L'assessore Michelangelo Tripodi risponde al presidente della Comunità montana «Versante dello Stretto»

By Redazione

«Non si può che esprimere stupore per la dichiarazione forzata, incredibile e pretestuosa rilasciata dal presidente della Comunità montana «Versante dello
Stretto», Rocco La Valle, che si lascia andare in una polemica gratuita sulla questione del mancato funzionamento degli impianti sciistici di Gambarie d’Aspromonte accampando scuse
assolutamente ingiustificabili per tentare di nascondere le gravi responsabilità della dell’ente montano in relazione alla cattiva gestione e ai disservizi che tutti gli anni si ripetono
nella località sciistica, facendo crollare, di conseguenza, le quotazione turistiche».

Lo ha detto l’assessore all’Urbanistica Michelangelo Tripodi in risposta al presidente La Valle, il quale accusa la Regione per i ritardi nell’apertura degli impianti scisitici.

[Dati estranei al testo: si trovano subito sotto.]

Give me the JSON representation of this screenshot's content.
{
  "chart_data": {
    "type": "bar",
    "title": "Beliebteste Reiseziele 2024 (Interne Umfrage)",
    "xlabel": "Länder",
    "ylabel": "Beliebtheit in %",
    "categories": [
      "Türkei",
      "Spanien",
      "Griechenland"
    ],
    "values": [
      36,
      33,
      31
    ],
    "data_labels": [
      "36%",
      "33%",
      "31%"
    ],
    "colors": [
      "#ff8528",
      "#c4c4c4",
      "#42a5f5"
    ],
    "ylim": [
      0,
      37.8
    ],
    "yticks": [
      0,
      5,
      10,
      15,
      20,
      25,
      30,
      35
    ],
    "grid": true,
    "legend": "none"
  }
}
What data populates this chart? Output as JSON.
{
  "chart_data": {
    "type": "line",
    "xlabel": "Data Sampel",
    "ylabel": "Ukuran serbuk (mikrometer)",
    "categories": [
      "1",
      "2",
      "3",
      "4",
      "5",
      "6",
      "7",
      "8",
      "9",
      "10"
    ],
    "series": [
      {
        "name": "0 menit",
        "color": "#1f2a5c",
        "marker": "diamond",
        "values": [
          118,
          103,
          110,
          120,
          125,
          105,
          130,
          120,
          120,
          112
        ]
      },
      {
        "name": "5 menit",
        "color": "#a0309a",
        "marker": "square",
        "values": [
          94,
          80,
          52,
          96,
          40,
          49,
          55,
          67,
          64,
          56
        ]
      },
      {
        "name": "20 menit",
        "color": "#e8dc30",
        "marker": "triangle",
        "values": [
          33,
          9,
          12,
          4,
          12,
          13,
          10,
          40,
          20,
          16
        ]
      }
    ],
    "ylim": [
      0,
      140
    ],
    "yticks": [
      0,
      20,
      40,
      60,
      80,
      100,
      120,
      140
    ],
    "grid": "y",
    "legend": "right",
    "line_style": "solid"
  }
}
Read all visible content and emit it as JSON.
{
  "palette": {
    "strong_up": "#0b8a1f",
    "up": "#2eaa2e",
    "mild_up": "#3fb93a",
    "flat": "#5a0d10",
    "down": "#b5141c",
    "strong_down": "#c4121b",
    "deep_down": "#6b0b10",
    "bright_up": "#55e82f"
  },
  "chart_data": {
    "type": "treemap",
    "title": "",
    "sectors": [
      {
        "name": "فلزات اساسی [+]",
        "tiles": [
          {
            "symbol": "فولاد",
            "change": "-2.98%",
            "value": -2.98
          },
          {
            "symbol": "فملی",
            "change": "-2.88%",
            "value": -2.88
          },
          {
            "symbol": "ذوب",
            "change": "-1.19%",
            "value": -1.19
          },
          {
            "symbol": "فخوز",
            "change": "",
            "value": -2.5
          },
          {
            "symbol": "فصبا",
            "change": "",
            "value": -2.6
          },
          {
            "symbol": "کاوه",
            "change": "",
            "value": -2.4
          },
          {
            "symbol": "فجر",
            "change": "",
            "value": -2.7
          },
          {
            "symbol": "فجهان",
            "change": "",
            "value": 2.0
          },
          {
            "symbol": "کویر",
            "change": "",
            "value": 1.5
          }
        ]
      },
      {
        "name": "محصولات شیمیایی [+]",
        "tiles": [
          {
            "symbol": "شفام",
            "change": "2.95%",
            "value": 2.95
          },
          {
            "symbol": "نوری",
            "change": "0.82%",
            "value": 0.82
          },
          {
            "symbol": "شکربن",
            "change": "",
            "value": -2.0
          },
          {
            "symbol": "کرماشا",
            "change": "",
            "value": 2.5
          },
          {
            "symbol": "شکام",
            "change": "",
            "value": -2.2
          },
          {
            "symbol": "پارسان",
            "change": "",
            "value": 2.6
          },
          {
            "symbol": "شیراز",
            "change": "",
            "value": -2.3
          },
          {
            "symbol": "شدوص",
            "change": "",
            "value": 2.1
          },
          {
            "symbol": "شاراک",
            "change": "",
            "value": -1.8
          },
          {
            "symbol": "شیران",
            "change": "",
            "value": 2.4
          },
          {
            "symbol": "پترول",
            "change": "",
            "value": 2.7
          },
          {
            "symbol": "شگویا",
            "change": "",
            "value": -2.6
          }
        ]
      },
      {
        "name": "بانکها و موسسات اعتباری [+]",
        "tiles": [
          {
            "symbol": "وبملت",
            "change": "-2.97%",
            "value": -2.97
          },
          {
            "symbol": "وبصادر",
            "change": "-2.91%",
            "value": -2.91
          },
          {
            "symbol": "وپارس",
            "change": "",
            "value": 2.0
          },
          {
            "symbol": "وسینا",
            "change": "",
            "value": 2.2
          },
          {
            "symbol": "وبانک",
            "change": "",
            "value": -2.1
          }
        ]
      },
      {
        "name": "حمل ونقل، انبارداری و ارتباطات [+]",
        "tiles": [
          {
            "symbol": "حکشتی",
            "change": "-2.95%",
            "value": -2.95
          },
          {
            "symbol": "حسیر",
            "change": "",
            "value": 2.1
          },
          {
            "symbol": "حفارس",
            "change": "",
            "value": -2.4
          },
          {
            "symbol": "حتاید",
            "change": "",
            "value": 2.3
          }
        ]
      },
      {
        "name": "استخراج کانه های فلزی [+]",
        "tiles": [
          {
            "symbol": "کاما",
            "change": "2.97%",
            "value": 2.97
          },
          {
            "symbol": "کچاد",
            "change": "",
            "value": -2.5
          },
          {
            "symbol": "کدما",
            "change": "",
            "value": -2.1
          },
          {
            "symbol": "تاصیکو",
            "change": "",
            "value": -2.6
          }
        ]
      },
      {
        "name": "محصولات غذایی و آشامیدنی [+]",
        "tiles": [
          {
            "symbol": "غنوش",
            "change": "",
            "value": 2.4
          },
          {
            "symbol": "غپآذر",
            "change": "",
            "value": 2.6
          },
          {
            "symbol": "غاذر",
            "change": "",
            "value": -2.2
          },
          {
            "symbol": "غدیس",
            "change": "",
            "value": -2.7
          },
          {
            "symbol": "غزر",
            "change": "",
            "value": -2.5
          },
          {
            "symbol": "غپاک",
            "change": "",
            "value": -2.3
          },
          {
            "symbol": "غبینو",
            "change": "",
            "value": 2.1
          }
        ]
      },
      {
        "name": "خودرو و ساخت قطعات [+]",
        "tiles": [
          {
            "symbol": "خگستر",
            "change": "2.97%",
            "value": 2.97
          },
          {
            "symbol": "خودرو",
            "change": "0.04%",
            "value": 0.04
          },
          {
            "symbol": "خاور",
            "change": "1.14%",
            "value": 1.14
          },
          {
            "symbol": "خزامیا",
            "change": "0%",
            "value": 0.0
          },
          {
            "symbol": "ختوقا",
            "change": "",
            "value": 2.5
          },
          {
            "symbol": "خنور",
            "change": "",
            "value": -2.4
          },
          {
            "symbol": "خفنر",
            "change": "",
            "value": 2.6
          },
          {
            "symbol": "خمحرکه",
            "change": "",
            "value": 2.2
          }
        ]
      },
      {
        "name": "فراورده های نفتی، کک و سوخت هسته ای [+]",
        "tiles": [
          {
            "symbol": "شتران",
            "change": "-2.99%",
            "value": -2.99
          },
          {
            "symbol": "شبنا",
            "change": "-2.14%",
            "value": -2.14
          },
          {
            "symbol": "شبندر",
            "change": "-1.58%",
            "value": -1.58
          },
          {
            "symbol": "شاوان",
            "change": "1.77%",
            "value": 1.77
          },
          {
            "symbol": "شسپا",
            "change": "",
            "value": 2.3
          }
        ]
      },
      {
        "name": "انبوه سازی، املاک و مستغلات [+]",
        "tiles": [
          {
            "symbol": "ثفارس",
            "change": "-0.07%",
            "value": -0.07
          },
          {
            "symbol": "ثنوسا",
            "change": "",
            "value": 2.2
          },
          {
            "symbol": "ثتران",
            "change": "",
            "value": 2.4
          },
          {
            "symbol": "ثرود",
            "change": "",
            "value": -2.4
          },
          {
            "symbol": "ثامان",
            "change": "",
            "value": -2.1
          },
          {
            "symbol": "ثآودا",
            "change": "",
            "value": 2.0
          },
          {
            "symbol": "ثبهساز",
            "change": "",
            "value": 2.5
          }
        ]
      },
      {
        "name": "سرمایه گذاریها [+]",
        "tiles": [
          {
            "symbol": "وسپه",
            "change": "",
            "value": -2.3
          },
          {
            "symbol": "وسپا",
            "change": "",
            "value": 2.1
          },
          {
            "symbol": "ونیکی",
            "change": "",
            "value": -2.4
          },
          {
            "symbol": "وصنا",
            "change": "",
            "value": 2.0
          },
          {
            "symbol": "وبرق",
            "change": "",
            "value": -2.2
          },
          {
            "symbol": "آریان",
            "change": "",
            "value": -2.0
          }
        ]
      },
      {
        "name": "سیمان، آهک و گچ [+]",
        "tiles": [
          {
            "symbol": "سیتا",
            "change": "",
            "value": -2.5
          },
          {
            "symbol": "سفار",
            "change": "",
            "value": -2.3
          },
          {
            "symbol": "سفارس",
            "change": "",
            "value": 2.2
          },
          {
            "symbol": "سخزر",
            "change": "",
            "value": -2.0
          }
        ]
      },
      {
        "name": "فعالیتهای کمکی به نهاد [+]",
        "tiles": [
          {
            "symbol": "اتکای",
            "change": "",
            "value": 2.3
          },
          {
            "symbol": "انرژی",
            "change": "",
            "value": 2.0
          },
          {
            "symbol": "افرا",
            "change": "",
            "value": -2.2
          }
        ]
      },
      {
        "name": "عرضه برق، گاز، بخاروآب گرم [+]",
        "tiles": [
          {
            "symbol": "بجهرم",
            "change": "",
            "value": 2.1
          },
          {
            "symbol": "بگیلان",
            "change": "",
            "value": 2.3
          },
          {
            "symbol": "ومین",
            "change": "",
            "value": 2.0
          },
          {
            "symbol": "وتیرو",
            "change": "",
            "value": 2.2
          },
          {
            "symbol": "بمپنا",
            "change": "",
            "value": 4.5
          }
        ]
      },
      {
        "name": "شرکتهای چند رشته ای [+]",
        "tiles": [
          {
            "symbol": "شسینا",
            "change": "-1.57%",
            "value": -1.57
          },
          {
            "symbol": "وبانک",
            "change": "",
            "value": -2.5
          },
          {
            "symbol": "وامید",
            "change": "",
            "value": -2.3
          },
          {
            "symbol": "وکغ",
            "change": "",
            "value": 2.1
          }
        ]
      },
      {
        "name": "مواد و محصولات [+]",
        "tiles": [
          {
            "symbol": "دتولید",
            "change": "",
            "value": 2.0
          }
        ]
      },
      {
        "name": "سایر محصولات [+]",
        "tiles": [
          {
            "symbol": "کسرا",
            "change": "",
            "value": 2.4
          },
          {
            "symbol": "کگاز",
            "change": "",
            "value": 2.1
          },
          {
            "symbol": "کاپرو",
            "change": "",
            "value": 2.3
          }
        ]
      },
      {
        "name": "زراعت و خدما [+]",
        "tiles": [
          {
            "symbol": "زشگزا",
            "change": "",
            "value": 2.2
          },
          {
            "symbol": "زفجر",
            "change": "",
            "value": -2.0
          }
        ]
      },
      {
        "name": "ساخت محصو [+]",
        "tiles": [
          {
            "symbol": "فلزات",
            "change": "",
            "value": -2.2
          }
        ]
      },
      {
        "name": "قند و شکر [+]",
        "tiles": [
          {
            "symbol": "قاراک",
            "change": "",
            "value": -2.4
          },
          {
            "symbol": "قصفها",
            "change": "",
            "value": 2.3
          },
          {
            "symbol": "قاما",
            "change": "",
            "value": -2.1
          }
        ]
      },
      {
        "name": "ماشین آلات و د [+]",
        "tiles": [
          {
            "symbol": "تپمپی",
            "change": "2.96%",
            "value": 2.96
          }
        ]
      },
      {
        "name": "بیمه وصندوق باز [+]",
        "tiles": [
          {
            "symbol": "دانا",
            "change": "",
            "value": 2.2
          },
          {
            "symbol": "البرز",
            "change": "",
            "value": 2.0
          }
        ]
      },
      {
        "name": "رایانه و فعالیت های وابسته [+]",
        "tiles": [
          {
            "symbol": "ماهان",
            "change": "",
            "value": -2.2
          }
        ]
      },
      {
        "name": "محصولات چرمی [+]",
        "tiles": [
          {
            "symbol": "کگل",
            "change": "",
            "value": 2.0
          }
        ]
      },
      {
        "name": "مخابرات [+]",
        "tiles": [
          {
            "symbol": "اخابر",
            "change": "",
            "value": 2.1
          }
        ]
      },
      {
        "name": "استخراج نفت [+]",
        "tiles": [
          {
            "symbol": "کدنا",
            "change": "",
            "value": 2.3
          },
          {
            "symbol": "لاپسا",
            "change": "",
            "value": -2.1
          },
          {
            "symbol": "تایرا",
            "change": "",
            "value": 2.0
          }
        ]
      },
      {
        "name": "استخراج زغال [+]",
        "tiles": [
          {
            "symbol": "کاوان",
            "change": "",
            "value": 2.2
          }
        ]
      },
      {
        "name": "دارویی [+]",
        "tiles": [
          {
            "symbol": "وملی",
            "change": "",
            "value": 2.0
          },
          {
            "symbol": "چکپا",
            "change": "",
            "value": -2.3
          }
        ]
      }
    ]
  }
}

«Personalmente – ha proseguito Tripodi – penso e sostengo che la mia richiesta di garantire il funzionamento degli impianti sciistici di Gambarie non è, per come affermato da La
Valle, ‘interesse di qualche imprenditore’. Infatti, come tutti sanno, mi sono sempre occupato di questi problemi, perché ritengo che se gli impianti funzionano a beneficiarne è
l’intera comunità: gli imprenditori, gli operatori turistici, i villeggianti, i praticanti degli sport invernali, tutti coloro i quali possono trarre un beneficio e un giovamento
dall’attività invernali e non certamente solo «qualche imprenditore’. Anzi, ribadisco che sono profondamente soddisfatto perché, è proprio a seguito della mia
denuncia che gli impianti sono stati aperti altrimenti sarebbero ancora chiusi. Quindi vuol dire che ho colpito nel segno». «Per il futuro – ha evidenziato l’assessore Tripodi –
ciascuno degli enti preposti alla gestione, Comune e Comunità montana in primo luogo, dovranno avere cura di preparare per tempo tutte le attività e tutte le iniziative necessarie
ad offrire servizi adeguati ed efficienti all’utenza che può essere attratta a Gambarie per le particolari peculiarità di cui dispone, sia nella stagione invernale che in quella
estiva.

Quanto poi alla questione dei lavoratori precari Lsu-Lpu, faccio presente che la Regione ha fatto tutto quello che era nelle sue possibilità per sostenere il processo di stabilizzazione
che, ricordo al presidente La Valle, facevano parte di un progetto attivato dalla Comunità Montana che si era assunta degli obblighi in tal senso e che evidentemente, finora, non
è stata in grado di adempiere. Mi auguro che per il futuro la «Versante dello Stretto» possa superare i gravi ritardi e le pesanti difficoltà che finora ha manifestato
nella gestione complessiva delle problematiche riguardanti Gambarie e le sue prospettive di sviluppo turistico. La Regione sicuramente farà la sua parte come ha fatto anche in passato
finanziando tutti gli intereventi e tutti gli impianti che esistono nel centro aspromontano, realizzate proprio perché, negli anni, c’è stato un proficuo e consistente intervento
regionale». Pertanto – ha detto infine Michelangelo Tripodi – è bene finirla con le scuse ridicole e con i piagnistei che hanno fatto il loro tempo. Occorre, invece, che tutti,
ciascuno per la proprie responsabilità, ci si adoperi per portare avanti obiettivi concreti e credibili sui quali si misura la capacità di governo di ognuno, negli interessi
generali per lo sviluppo del territorio e della Calabria». (p.g.)